Yes, if BRCA, no if Ewing's or small cell. All Ewings and small cell appear to be molecularly sensitive. As far as co-diagnostic requirements, our belief is that the currently available assay to diagnose BRCA is sufficient for certainly running the trials, if not registration. And of course the complete answer to that question isn't complete until we've had -- the full answer to that question isn't complete until we've had more conversations with health authorities about requirements for registration and we're not there yet.

Okay. Great. Thanks.

Chris Raymond, Robert Baird.

Thanks. Sorry, my follow-up was asked and answered. Thanks.

Thank you. At this time I'd like to turn the call back to Management for any further remarks.
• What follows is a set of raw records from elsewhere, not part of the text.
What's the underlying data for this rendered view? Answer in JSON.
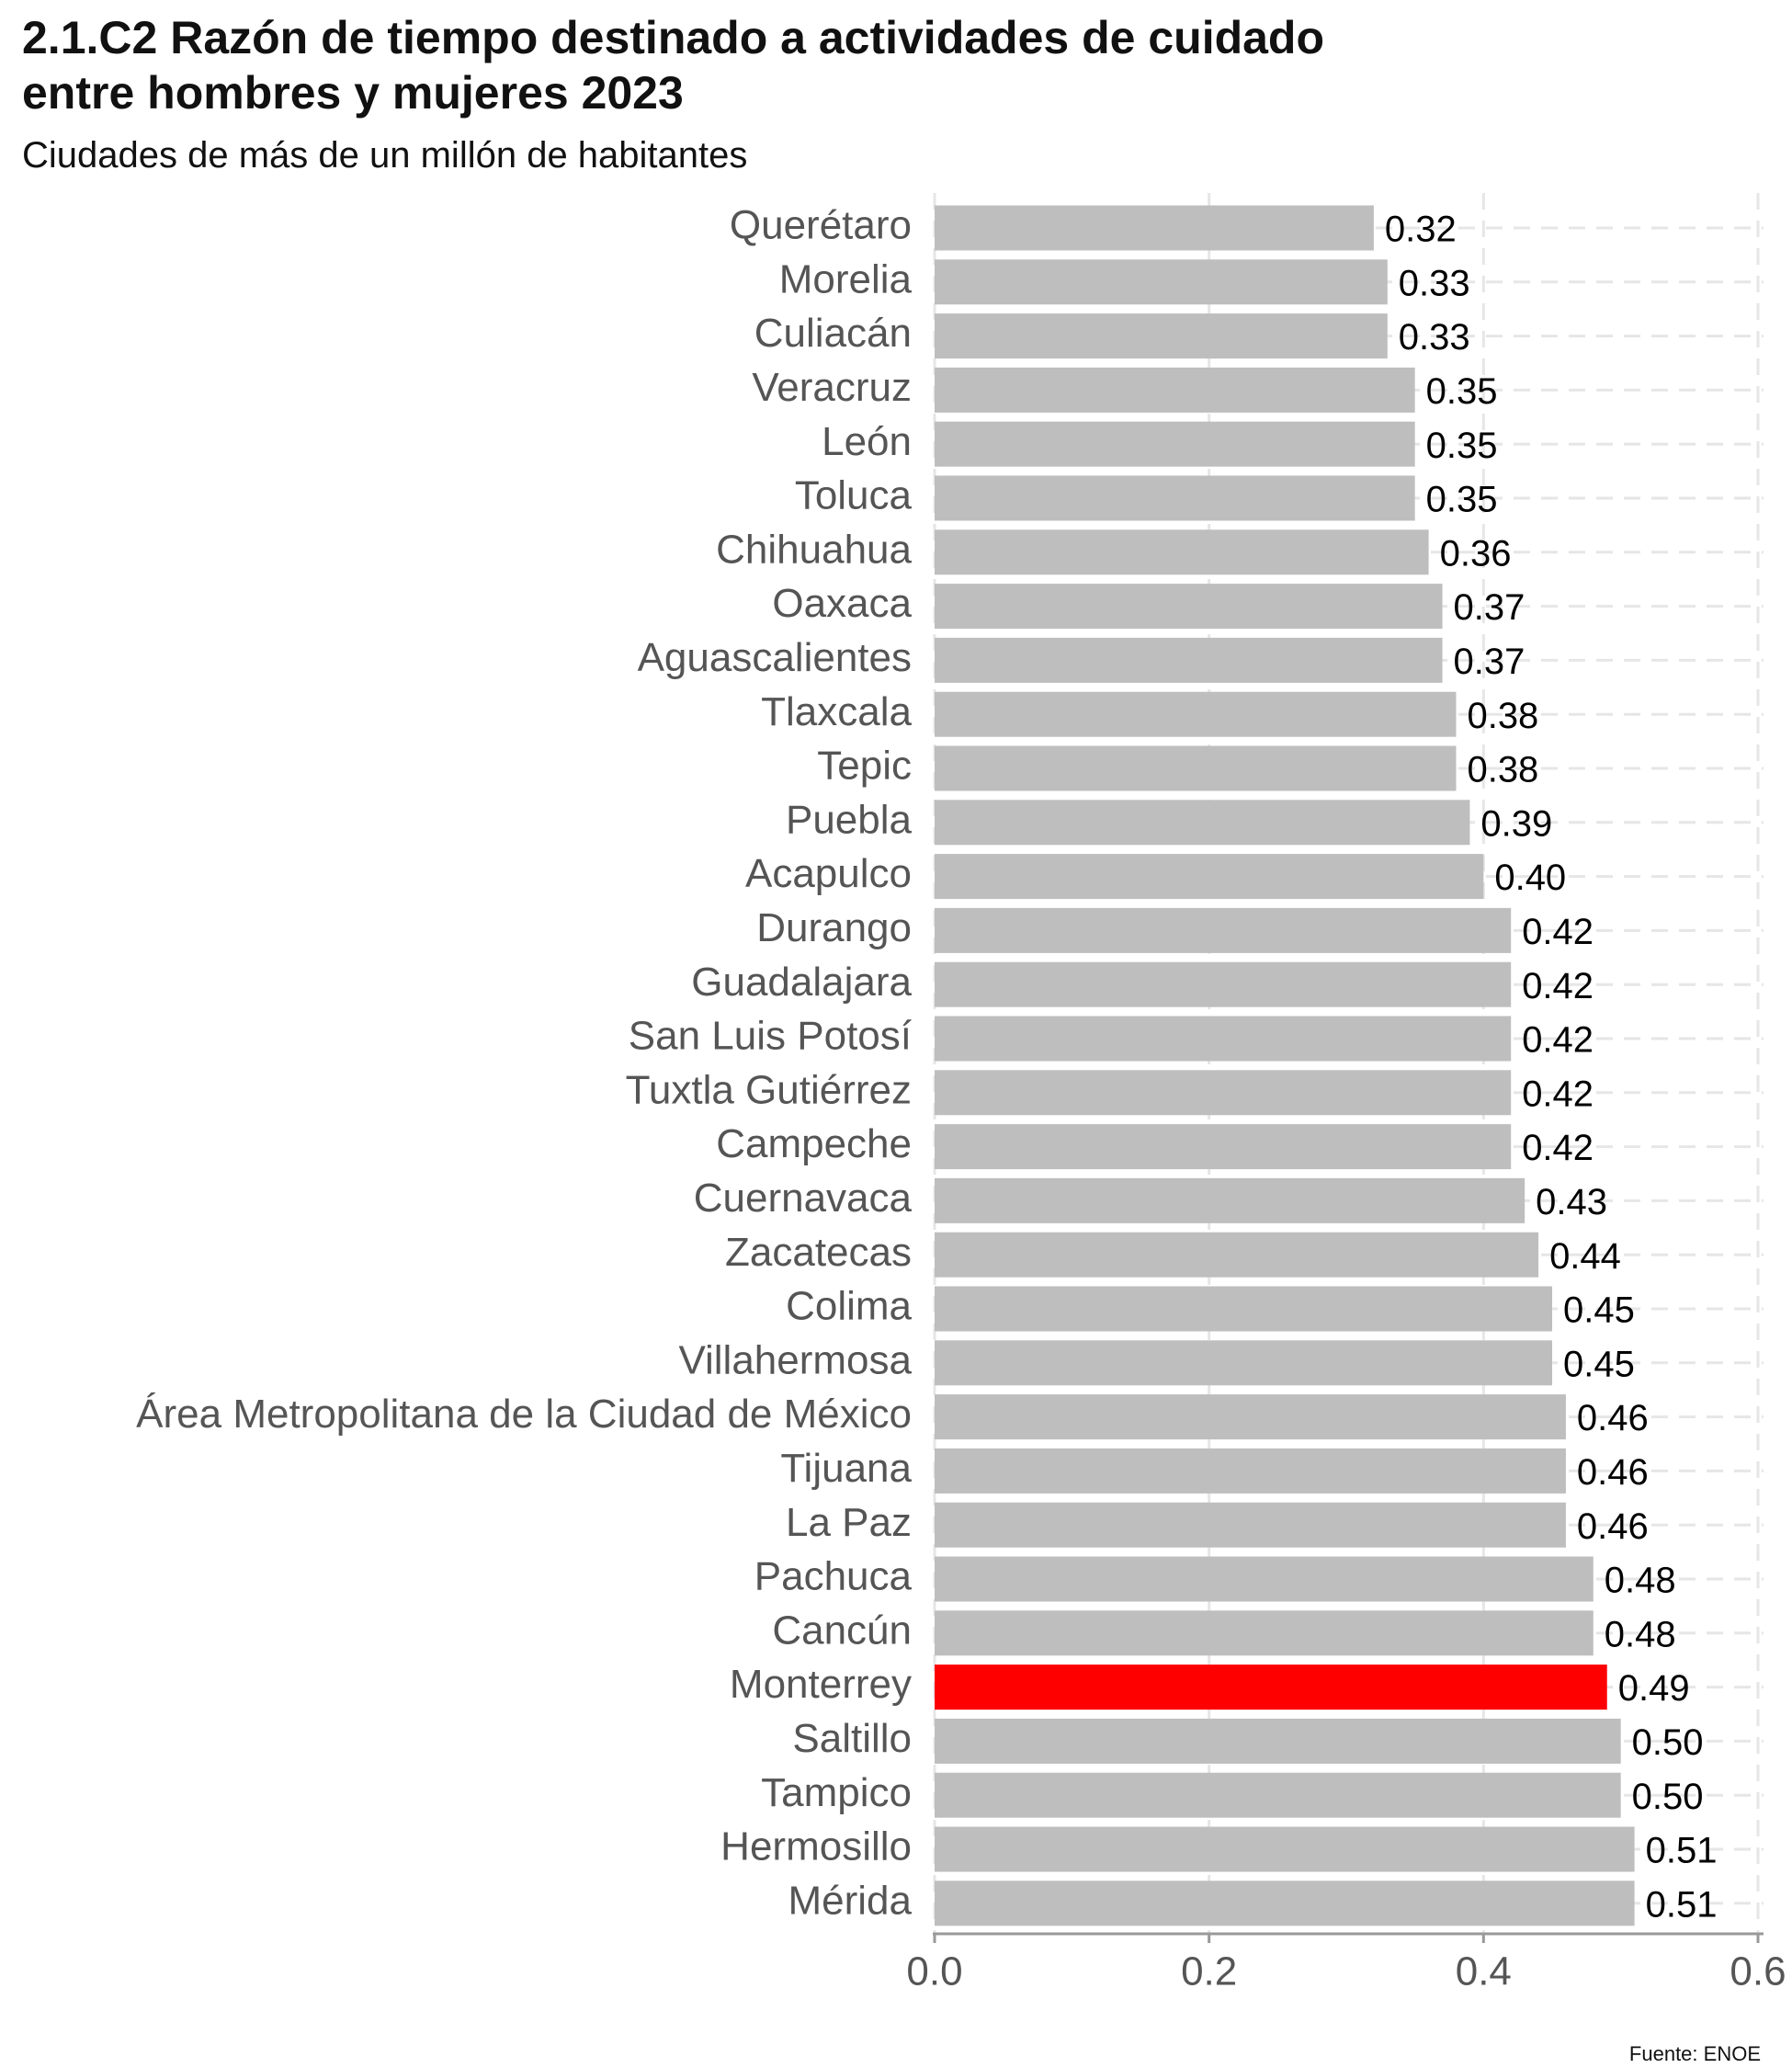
{
  "chart_data": {
    "type": "barh",
    "title": [
      "2.1.C2 Razón de tiempo destinado a actividades de cuidado",
      "entre hombres y mujeres 2023"
    ],
    "subtitle": "Ciudades de más de un millón de habitantes",
    "source": "Fuente: ENOE",
    "categories": [
      "Querétaro",
      "Morelia",
      "Culiacán",
      "Veracruz",
      "León",
      "Toluca",
      "Chihuahua",
      "Oaxaca",
      "Aguascalientes",
      "Tlaxcala",
      "Tepic",
      "Puebla",
      "Acapulco",
      "Durango",
      "Guadalajara",
      "San Luis Potosí",
      "Tuxtla Gutiérrez",
      "Campeche",
      "Cuernavaca",
      "Zacatecas",
      "Colima",
      "Villahermosa",
      "Área Metropolitana de la Ciudad de México",
      "Tijuana",
      "La Paz",
      "Pachuca",
      "Cancún",
      "Monterrey",
      "Saltillo",
      "Tampico",
      "Hermosillo",
      "Mérida"
    ],
    "values": [
      0.32,
      0.33,
      0.33,
      0.35,
      0.35,
      0.35,
      0.36,
      0.37,
      0.37,
      0.38,
      0.38,
      0.39,
      0.4,
      0.42,
      0.42,
      0.42,
      0.42,
      0.42,
      0.43,
      0.44,
      0.45,
      0.45,
      0.46,
      0.46,
      0.46,
      0.48,
      0.48,
      0.49,
      0.5,
      0.5,
      0.51,
      0.51
    ],
    "value_labels": [
      "0.32",
      "0.33",
      "0.33",
      "0.35",
      "0.35",
      "0.35",
      "0.36",
      "0.37",
      "0.37",
      "0.38",
      "0.38",
      "0.39",
      "0.40",
      "0.42",
      "0.42",
      "0.42",
      "0.42",
      "0.42",
      "0.43",
      "0.44",
      "0.45",
      "0.45",
      "0.46",
      "0.46",
      "0.46",
      "0.48",
      "0.48",
      "0.49",
      "0.50",
      "0.50",
      "0.51",
      "0.51"
    ],
    "colors": [
      "#bebebe",
      "#bebebe",
      "#bebebe",
      "#bebebe",
      "#bebebe",
      "#bebebe",
      "#bebebe",
      "#bebebe",
      "#bebebe",
      "#bebebe",
      "#bebebe",
      "#bebebe",
      "#bebebe",
      "#bebebe",
      "#bebebe",
      "#bebebe",
      "#bebebe",
      "#bebebe",
      "#bebebe",
      "#bebebe",
      "#bebebe",
      "#bebebe",
      "#bebebe",
      "#bebebe",
      "#bebebe",
      "#bebebe",
      "#bebebe",
      "#ff0000",
      "#bebebe",
      "#bebebe",
      "#bebebe",
      "#bebebe"
    ],
    "xlim": [
      0,
      0.6
    ],
    "xticks": [
      {
        "value": 0,
        "label": "0.0"
      },
      {
        "value": 0.2,
        "label": "0.2"
      },
      {
        "value": 0.4,
        "label": "0.4"
      },
      {
        "value": 0.6,
        "label": "0.6"
      }
    ],
    "grid": true
  }
}
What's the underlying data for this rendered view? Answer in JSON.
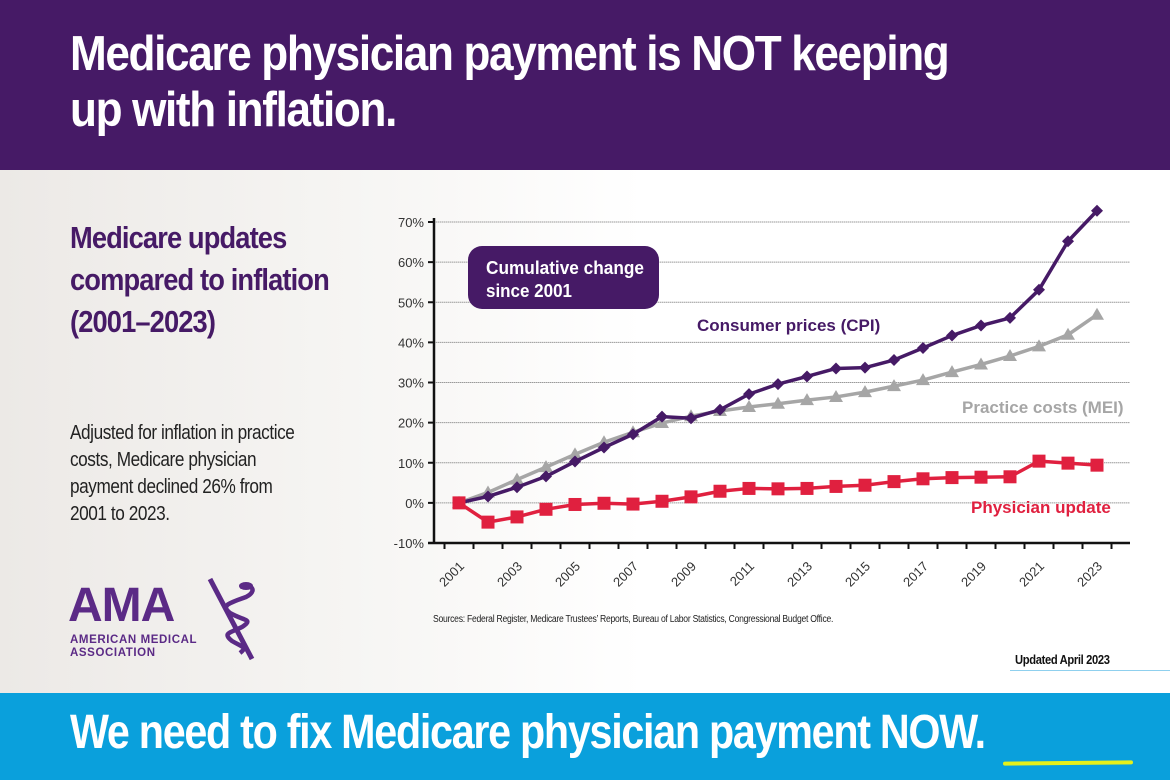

This is JJ here. In summary, I think we are very pleased with the steady growth of our commercial portfolio, the advancement of our pipeline, which is resulting in value generation for the Company. We are looking forward to many clinical milestones in the coming years, and with PEG-PAL, BMN-111, and BMN-190 all moving to the next phase of developments. We will have Phase I-II readouts for BMN-701 and 673. And go, no go decisions on whether to proceed to Phase III development for these programs in the next few weeks or months.

We also look forward to possible FDA approval for Vimizim by the end of the year, which will be a transformative event for the Company, with a potential to double our revenues and lead us on a path to achieving substantial and sustained profitability. Thank you for your continued support and for joining us on today's call. Good-bye.

Ladies and gentlemen, thank you for participating in today's conference. This does conclude today's program. You may all disconnect. Everyone, have a great day.